Reported symptoms of GTS include nausea, vomiting, weakness, dizziness, abdominal cramps, excessive sweating, headache, and sometimes fluctuations in blood pressure or heart rate. These tend to be short-lived and vary in intensity and persistence according to each individual and degree of exposure. Similar symptoms can appear in cases of heat stress and also in the unlikely event of exposure to Crop Protection Agents, sometimes making it difficult for doctors to diagnose GTS.

Although scientific research on the subject is limited and published evidence indicates the incidence to be low, we recognise GTS can be an occupational health risk for some tobacco workers who handle wet tobacco leaves.

In 2011, we commissioned independent research by Development Delivery International into the impact of tobacco growing. This research comprised a literature review of over 300 published sources on the subject of tobacco farming and its social and environmental effects as well as field research in three contrasting tobacco growing countries. 

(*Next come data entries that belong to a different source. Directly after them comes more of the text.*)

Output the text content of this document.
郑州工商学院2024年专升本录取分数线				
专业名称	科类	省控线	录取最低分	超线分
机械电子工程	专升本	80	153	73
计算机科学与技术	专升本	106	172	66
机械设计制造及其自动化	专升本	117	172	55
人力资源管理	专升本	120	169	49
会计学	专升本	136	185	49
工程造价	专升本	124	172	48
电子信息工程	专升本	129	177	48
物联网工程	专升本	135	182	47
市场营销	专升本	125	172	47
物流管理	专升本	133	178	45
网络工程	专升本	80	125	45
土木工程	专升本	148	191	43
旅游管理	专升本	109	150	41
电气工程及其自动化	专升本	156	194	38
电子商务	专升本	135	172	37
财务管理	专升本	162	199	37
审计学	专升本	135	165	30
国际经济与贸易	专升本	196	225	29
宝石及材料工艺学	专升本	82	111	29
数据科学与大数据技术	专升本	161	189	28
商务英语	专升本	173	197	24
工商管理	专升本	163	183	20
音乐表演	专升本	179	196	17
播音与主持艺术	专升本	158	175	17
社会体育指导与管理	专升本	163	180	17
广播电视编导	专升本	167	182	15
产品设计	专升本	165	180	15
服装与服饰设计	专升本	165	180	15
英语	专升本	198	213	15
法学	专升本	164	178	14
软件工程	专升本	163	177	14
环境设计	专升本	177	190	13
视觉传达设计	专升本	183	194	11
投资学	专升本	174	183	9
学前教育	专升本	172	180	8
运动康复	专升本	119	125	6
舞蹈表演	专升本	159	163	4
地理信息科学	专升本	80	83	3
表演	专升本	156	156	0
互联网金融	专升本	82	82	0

The role of tobacco growing in rural livelihoods - Development Delivery International (4,289 kb) 

Minimising the risk of GTS

There are a number of steps we recommend tobacco workers take to reduce the risk of contracting GTS. These include:

  • Avoiding handling wet tobacco by waiting for the rain (or dew) to dry from the leaf.
  • Quickly changing out of wet clothes saturated with moisture originating from green tobacco leaves.
  • Wearing Personal Protective Equipment (PPE) to avoid direct skin contact with tobacco during harvesting. We recommend clothing such as gloves, trousers and shirts / aprons made from impermeable cloth, although in hot weather this can increase the risk of heat stress. The success of this measure largely depends on the farmers’ willingness to use PPE.

Anyone who shows symptoms of GTS should stop handling the tobacco, rinse any skin that has been in direct or indirect contact with wet tobacco, change their clothes and seek medical advice. They should visit their healthcare providers for diagnosis and treatment.

Current practice

Our business is actively working to improve its understanding of GTS.

We believe that education is key and that tobacco workers should be given practical guidance to better understand and avoid the risks of contracting the illness. Education programmes include information about risk factors, preventative measures, symptoms, diagnosis and treatment.